For the caramelized onions:
Slice one onion thinly.  Melt one tablespoon of butter in a saucepan over medium heat. Add the onions and season with salt. Cook, stirring occasionally, until onions are very soft and brown.

To assemble:
Drizzle the baguette slices with a little olive oil. Toast in the oven at 350 degrees until golden brown. Spread with goat cheese. Top with caramelized onions and then the roasted peppers. Garnish with a drizzle of balsamic vinegar and a sprinkling of basil. Season with salt and pepper.

Mexican Fondue

28th April, 2010 - Posted by Emily - Comments

I’ve been MIA lately. John started a new job and he travels a lot now, so I don’t have anyone to cook for. I did cook my dear friend Kelly dinner for her birthday, and I’m hosting my parents for dinner on Friday, so hopefully I’ll get some new posts up soon!

I made this fondue a while back when our friends Nate and Laura hosted a fondue party and I needed to bring something other than the traditional cheese or chocolate fondue. You can serve this in tortillas or with tortilla chips. Here’s a link to the recipe from Martha Stewart (her recipes never let you down!), and I’ll include the steps below.

Take a big block of monterey jack cheese. I love Fancy brand cheese.

Whenever I get the cheese grater out, here comes my buddy Olive to clean up anything that happens to fall on the floor!

Grate all the cheese and reserve for later.
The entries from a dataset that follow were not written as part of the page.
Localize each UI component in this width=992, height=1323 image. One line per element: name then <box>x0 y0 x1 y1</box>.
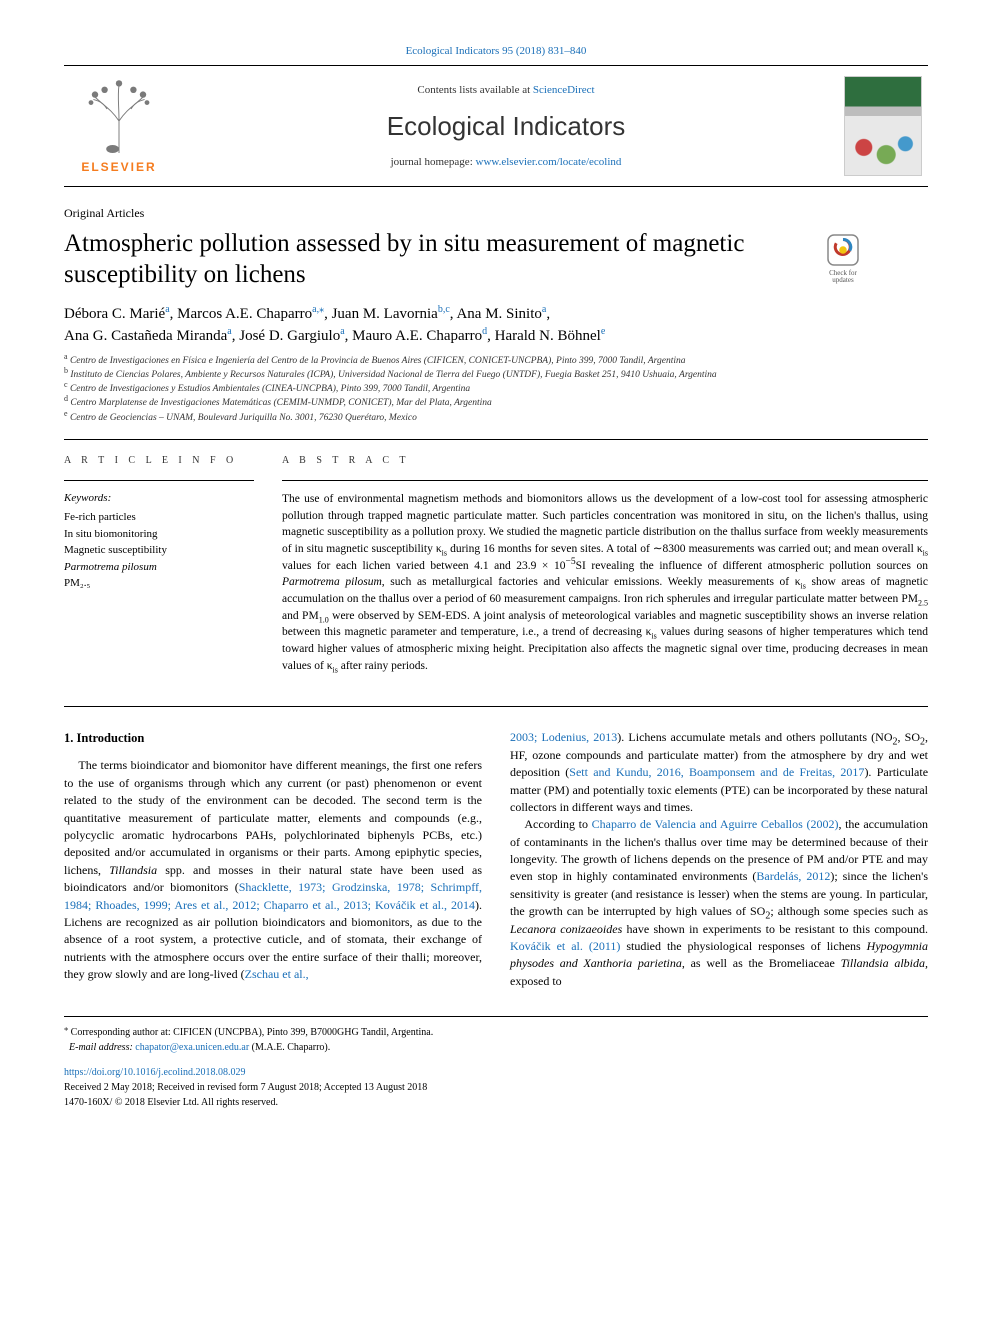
ref-zschau[interactable]: Zschau et al., <box>245 967 309 981</box>
left-column: 1. Introduction The terms bioindicator a… <box>64 729 482 990</box>
header-center: Contents lists available at ScienceDirec… <box>174 76 838 176</box>
keyword-1: Fe-rich particles <box>64 509 254 526</box>
body-columns: 1. Introduction The terms bioindicator a… <box>64 706 928 990</box>
affiliation-d: Centro Marplatense de Investigaciones Ma… <box>70 398 491 408</box>
updates-label: Check for updates <box>822 270 864 284</box>
affiliation-b: Instituto de Ciencias Polares, Ambiente … <box>70 370 716 380</box>
right-column: 2003; Lodenius, 2013). Lichens accumulat… <box>510 729 928 990</box>
journal-cover-thumbnail <box>844 76 922 176</box>
issn-copyright: 1470-160X/ © 2018 Elsevier Ltd. All righ… <box>64 1095 928 1110</box>
author-4: Ana M. Sinito <box>456 306 541 322</box>
homepage-prefix: journal homepage: <box>391 156 476 168</box>
ref-chaparro-valencia[interactable]: Chaparro de Valencia and Aguirre Ceballo… <box>592 817 839 831</box>
author-8: Harald N. Böhnel <box>495 328 601 344</box>
author-3: Juan M. Lavornia <box>332 306 438 322</box>
article-info-head: A R T I C L E I N F O <box>64 454 254 468</box>
keyword-3: Magnetic susceptibility <box>64 542 254 559</box>
citation-line: Ecological Indicators 95 (2018) 831–840 <box>64 44 928 59</box>
article-info-abstract-row: A R T I C L E I N F O Keywords: Fe-rich … <box>64 439 928 674</box>
author-7: Mauro A.E. Chaparro <box>352 328 482 344</box>
ref-bardelas[interactable]: Bardelás, 2012 <box>756 869 830 883</box>
journal-homepage-line: journal homepage: www.elsevier.com/locat… <box>391 155 622 170</box>
corresponding-author: ⁎ Corresponding author at: CIFICEN (UNCP… <box>64 1025 928 1040</box>
section-1-head: 1. Introduction <box>64 729 482 747</box>
keywords-head: Keywords: <box>64 491 254 506</box>
author-1: Débora C. Marié <box>64 306 165 322</box>
email-link[interactable]: chapator@exa.unicen.edu.ar <box>135 1042 249 1053</box>
ref-kovacik[interactable]: Kováčik et al. (2011) <box>510 939 620 953</box>
affiliations: a Centro de Investigaciones en Física e … <box>64 354 928 425</box>
abstract-head: A B S T R A C T <box>282 454 928 468</box>
keyword-5: PM₂.₅ <box>64 575 254 592</box>
abstract-column: A B S T R A C T The use of environmental… <box>282 454 928 674</box>
elsevier-tree-icon <box>79 77 159 157</box>
journal-homepage-link[interactable]: www.elsevier.com/locate/ecolind <box>476 156 622 168</box>
citation-link[interactable]: Ecological Indicators 95 (2018) 831–840 <box>406 45 587 57</box>
email-line: E-mail address: chapator@exa.unicen.edu.… <box>64 1040 928 1055</box>
footer-block: ⁎ Corresponding author at: CIFICEN (UNCP… <box>64 1016 928 1110</box>
keyword-2: In situ biomonitoring <box>64 526 254 543</box>
author-6: José D. Gargiulo <box>239 328 340 344</box>
author-2: Marcos A.E. Chaparro <box>177 306 312 322</box>
journal-title: Ecological Indicators <box>387 108 625 144</box>
sciencedirect-link[interactable]: ScienceDirect <box>533 84 595 96</box>
keyword-4: Parmotrema pilosum <box>64 559 254 576</box>
author-3-aff: b,c <box>438 304 450 315</box>
contents-prefix: Contents lists available at <box>417 84 532 96</box>
article-type: Original Articles <box>64 205 928 222</box>
affiliation-e: Centro de Geociencias – UNAM, Boulevard … <box>70 413 417 423</box>
keywords-list: Fe-rich particles In situ biomonitoring … <box>64 509 254 592</box>
affiliation-c: Centro de Investigaciones y Estudios Amb… <box>70 384 470 394</box>
publisher-wordmark: ELSEVIER <box>81 159 156 176</box>
abstract-text: The use of environmental magnetism metho… <box>282 491 928 674</box>
cover-cell <box>838 76 928 176</box>
ref-zschau-cont[interactable]: 2003; Lodenius, 2013 <box>510 730 617 744</box>
author-5: Ana G. Castañeda Miranda <box>64 328 227 344</box>
updates-icon <box>825 232 861 268</box>
doi-link[interactable]: https://doi.org/10.1016/j.ecolind.2018.0… <box>64 1067 245 1078</box>
affiliation-a: Centro de Investigaciones en Física e In… <box>70 356 686 366</box>
check-updates-badge[interactable]: Check for updates <box>822 232 864 284</box>
journal-header: ELSEVIER Contents lists available at Sci… <box>64 65 928 187</box>
article-title: Atmospheric pollution assessed by in sit… <box>64 228 794 291</box>
author-list: Débora C. Mariéa, Marcos A.E. Chaparroa,… <box>64 303 928 348</box>
publisher-logo-cell: ELSEVIER <box>64 76 174 176</box>
received-line: Received 2 May 2018; Received in revised… <box>64 1080 928 1095</box>
article-info-column: A R T I C L E I N F O Keywords: Fe-rich … <box>64 454 254 674</box>
contents-available-line: Contents lists available at ScienceDirec… <box>417 83 594 98</box>
ref-sett[interactable]: Sett and Kundu, 2016, Boamponsem and de … <box>569 765 864 779</box>
author-8-aff: e <box>601 326 605 337</box>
It’s a good arm workout to grate a pound of cheese.

Next, preheat your oven to broil. Place two poblano peppers on a sheet pan on the top rack. Broil them, turning approximately every 5 minutes until each side is blackened. Remove them from the oven and place them in a ziploc bag and seal. When cool, remove them from the plastic bag and peel off the blackened skin. Remove the ribs, seeds, and stem and dice.

Dice a red bell pepper.

Remove the chorizo from it’s casing and saute over medium heat. When it’s almost cooked through, and the red pepper.

Add the cheese and diced poblano peppers, stir to mix all together. Serve warm in tortillas.